This week I tasted the second beer in a series I’m doing: Innis & Gunn’s Highland Cask. This beer is a Scotch ale, which is a family of beer seen only occasionally here in the United States. These beers are actually casualties of America’s obsession with hops, as they are typically very malt focused. I’m doing a series on these beers because most people are unaware that they exist, and many people will really enjoy them.

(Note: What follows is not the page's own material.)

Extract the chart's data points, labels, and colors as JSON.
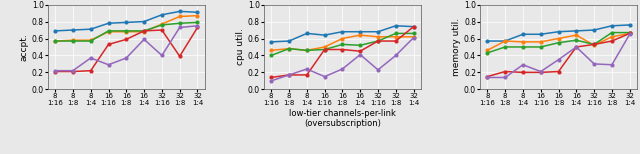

The birth of Innis & Gunn is perhaps one of the most interesting brewery stories that has ever been told. Master brewer Dougal Sharp was enlisted by a whiskey distiller to help produce an ale-finished whiskey. Sharp succeeded, composing a special recipe to season the barrels before they were used to age the whiskey. The beer that was created in the barrels was actually poured out until a couple of the laborers at the distillery tried it and realized that it tasted fantastic. Sharp then quit his job and began perfecting the beer he had accidently stumbled upon, for the course of a year, before finally releasing the Original variety. Several other beers have followed, including this week’s, which is aged in casks that have already contained malt whiskey.

This beer should be served in a pint glass, and I think it will pair really well with a wide variety of foods. Anything sweet and savory should work well, but spicy foods would work better with an IPA. I actually think this would go well with chicken, which a lot of American pale ales overpower.

The beer poured a beautiful clear copper, which was pure gold around the edges. The head formed as a sliver of light tan foam, but this settled out quickly to just a ring of very fine bubbles around the edge. This head actually didn’t leave much lacing, even though the ring of bubbles was long lasting, as the fine bubbles just flowed down the wall of the glass after each sip. The aroma was surprisingly bright, with both lemon and slight pine notes standing out over the sweet caramel malt character. The lemon citrus notes were actually surprisingly tart, which provided a nice counterpoint to a very complex vanilla character lurking in the nose. The mouthfeel was actually quite nice, combining low carbonation with a moderately full body. The real key, though, was that the body didn’t linger but rather just faded away. The taste was surprisingly sweet, with mostly a caramel vanilla character. Virtually no bitterness was present.

Overall, this beer is definitely worth trying, especially for fans of bourbon. Though I prefer drier beers, the vanilla aspect of this drink isn’t too overpowering. In fact, the sweetness and smoothness of the Innis & Gunn’s is heightened, adding more to the overall character of the beer.